In Gillberg, two researchers requested access to health data which had been accumulated by Professor Gillberg as part of a long-term project on hypheractivity and attention deficit disorders in children which he was running out of the University of Gothenburg in Sweden. The University refused access on the basis that assurances had been given to the parents of the children and later the children themselves concerning the confidentiality of the data. The researchers challenged the University’s decision relying on Sweden’s long-established and generous rules on access to official documents. The Swedish administrative court upheld the researchers’ claim and ordered that the University disclose the data to them, subject to the imposition of strict conditions on their handling and use of the data. In reaching the conclusion that the data should be disclosed to the researchers, the Swedish court took into account not least the public interest in ensuring the independent and critical evaluation of medical research in the important field of neuropsychiatry. The data was subsequently destroyed by certain of Professor Gillberg’s colleagues. Thereafter, Professor Gillberg was convicted of misuse of office by the Swedish Parliamentary Ombudsman. Having lost his appeals against conviction in the national courts, Professor Gillberg took his case to the ECHR claiming that the conviction breached his Article 8 and 10 rights, particularly in view of the assurances of confidentiality which he had given to the data subjects and their parents. The ECHR dismissed Professor Gillberg’s appeal. It found that, even if the conviction interfered with Professor Gillberg’s Article 8 right to privacy (i.e. his right to privacy in the context of his professional affairs), that interference was justified in the circumstances. It also found that there was no interference with Professor Gillberg’s Article 10 right to freedom of expression as he was convicted not for giving assurances of confidentiality but rather because he misused his office in response to the judgments of the court.
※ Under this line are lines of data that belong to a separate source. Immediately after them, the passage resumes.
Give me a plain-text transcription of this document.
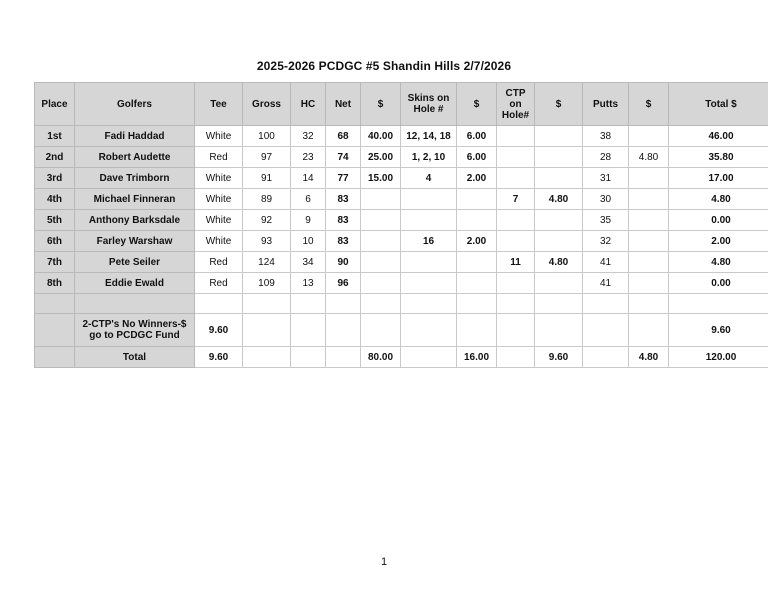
2025-2026 PCDGC #5 Shandin Hills 2/7/2026
Place	Golfers	Tee	Gross	HC	Net	$	Skins on Hole #	$	CTP on Hole#	$	Putts	$	Total $
1st	Fadi Haddad	White	100	32	68	40.00	12, 14, 18	6.00			38		46.00
2nd	Robert Audette	Red	97	23	74	25.00	1, 2, 10	6.00			28	4.80	35.80
3rd	Dave Trimborn	White	91	14	77	15.00	4	2.00			31		17.00
4th	Michael Finneran	White	89	6	83				7	4.80	30		4.80
5th	Anthony Barksdale	White	92	9	83						35		0.00
6th	Farley Warshaw	White	93	10	83		16	2.00			32		2.00
7th	Pete Seiler	Red	124	34	90				11	4.80	41		4.80
8th	Eddie Ewald	Red	109	13	96						41		0.00

	2-CTP's No Winners-$ go to PCDGC Fund	9.60											9.60
	Total	9.60				80.00		16.00		9.60		4.80	120.00
1
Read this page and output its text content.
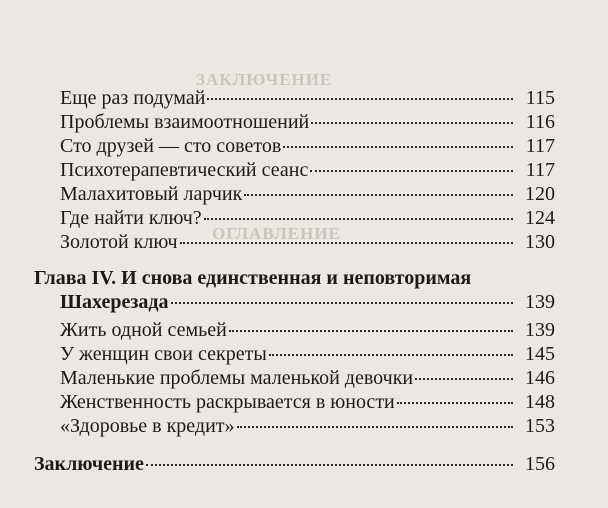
ЗАКЛЮЧЕНИЕ
ОГЛАВЛЕНИЕ
Еще раз подумай	115
Проблемы взаимоотношений	116
Сто друзей — сто советов	117
Психотерапевтический сеанс	117
Малахитовый ларчик	120
Где найти ключ?	124
Золотой ключ	130
Глава IV. И снова единственная и неповторимая
Шахерезада	139
Жить одной семьей	139
У женщин свои секреты	145
Маленькие проблемы маленькой девочки	146
Женственность раскрывается в юности	148
«Здоровье в кредит»	153
Заключение	156
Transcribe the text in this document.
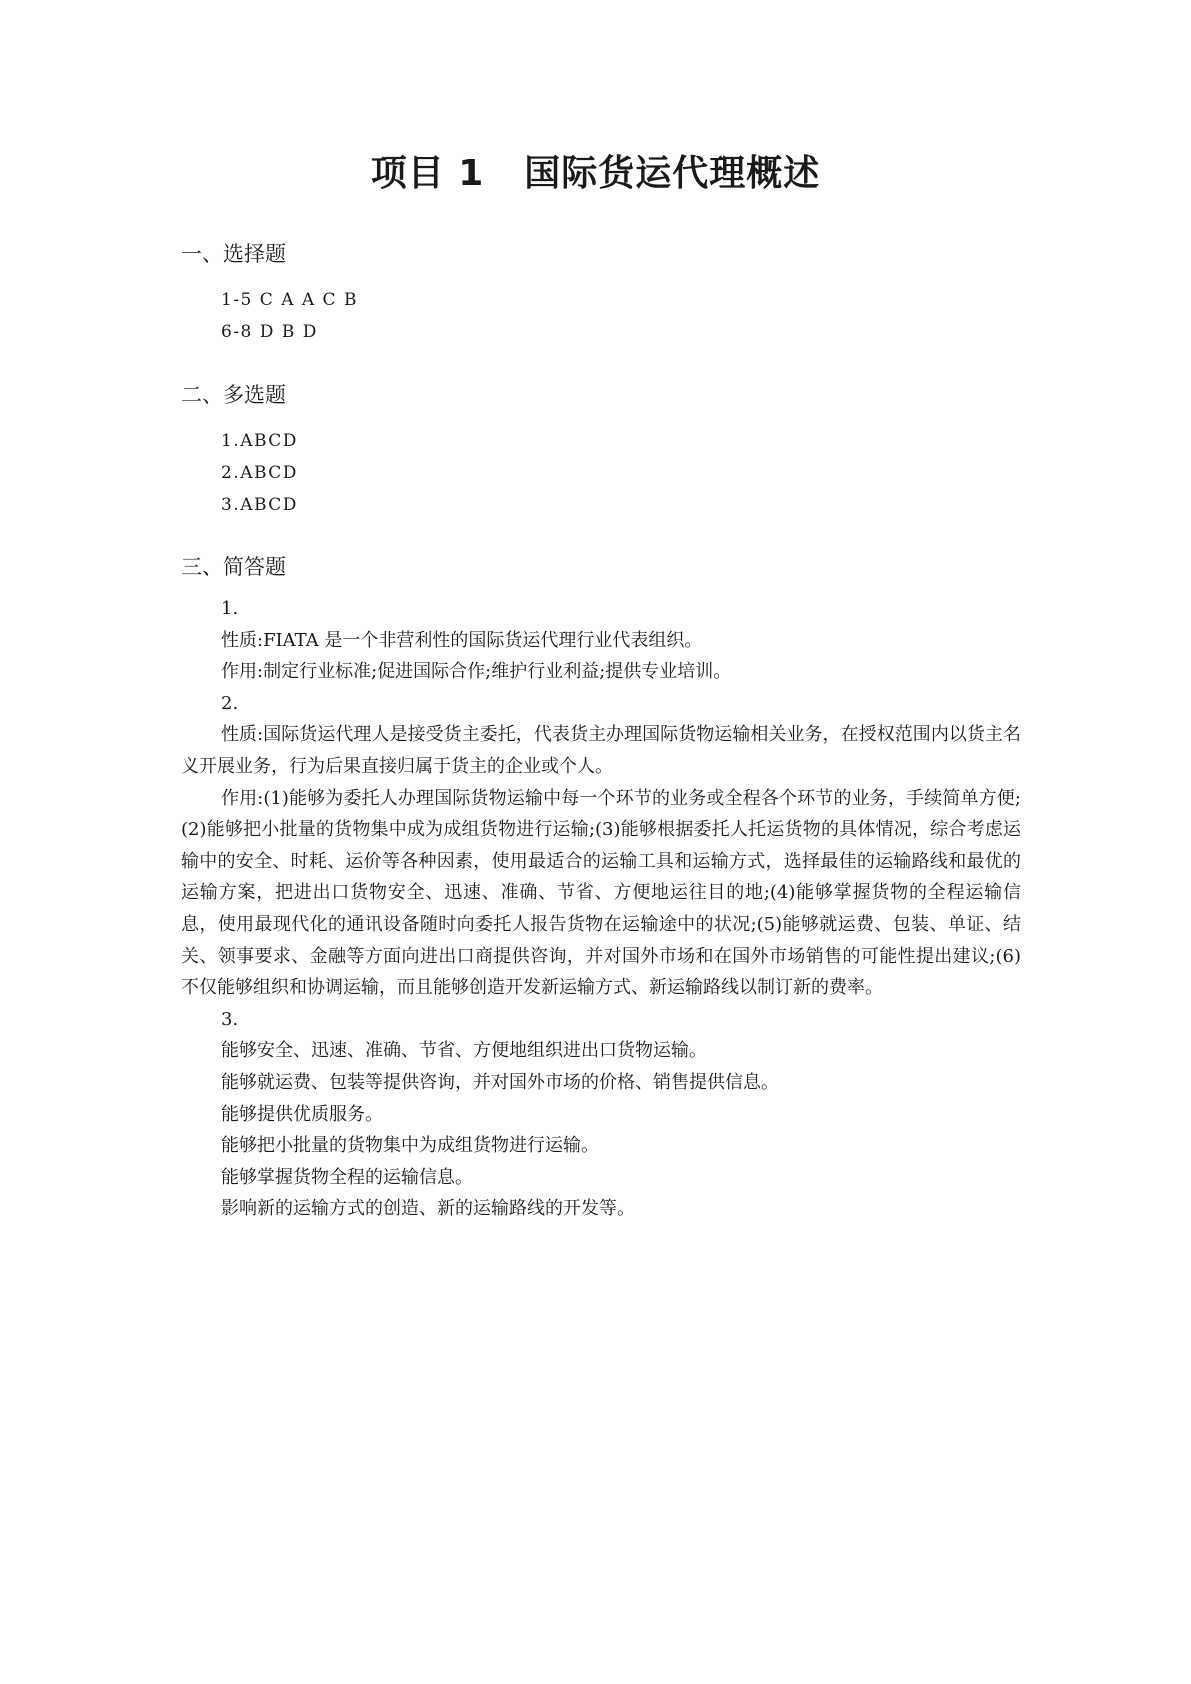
项目 1 国际货运代理概述
一、选择题
1-5 C A A C B
6-8 D B D
二、多选题
1.ABCD
2.ABCD
3.ABCD
三、简答题

1.

性质:FIATA 是一个非营利性的国际货运代理行业代表组织。

作用:制定行业标准;促进国际合作;维护行业利益;提供专业培训。

2.

性质:国际货运代理人是接受货主委托，代表货主办理国际货物运输相关业务，在授权范围内以货主名义开展业务，行为后果直接归属于货主的企业或个人。

作用:(1)能够为委托人办理国际货物运输中每一个环节的业务或全程各个环节的业务，手续简单方便;(2)能够把小批量的货物集中成为成组货物进行运输;(3)能够根据委托人托运货物的具体情况，综合考虑运输中的安全、时耗、运价等各种因素，使用最适合的运输工具和运输方式，选择最佳的运输路线和最优的运输方案，把进出口货物安全、迅速、准确、节省、方便地运往目的地;(4)能够掌握货物的全程运输信息，使用最现代化的通讯设备随时向委托人报告货物在运输途中的状况;(5)能够就运费、包装、单证、结关、领事要求、金融等方面向进出口商提供咨询，并对国外市场和在国外市场销售的可能性提出建议;(6)不仅能够组织和协调运输，而且能够创造开发新运输方式、新运输路线以制订新的费率。

3.

能够安全、迅速、准确、节省、方便地组织进出口货物运输。

能够就运费、包装等提供咨询，并对国外市场的价格、销售提供信息。

能够提供优质服务。

能够把小批量的货物集中为成组货物进行运输。

能够掌握货物全程的运输信息。

影响新的运输方式的创造、新的运输路线的开发等。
The ECHR’s judgment is interesting not least because it confirms that, at least for the purposes of human rights jurisprudence, the fact that promises of confidentiality have been given to individual patients/research subjects does not create an automatic bar on disclosures which may breach those promises, particularly where the disclosures serve important public interests such as the interests in protecting the integrity and progress of medical research. Query whether the same result would have obtained on an application of the principles embodied in the DPA, particularly in view of the relatively permissive approach to disclosures for the purposes of medical research contained in paragraph 8 of schedule 3.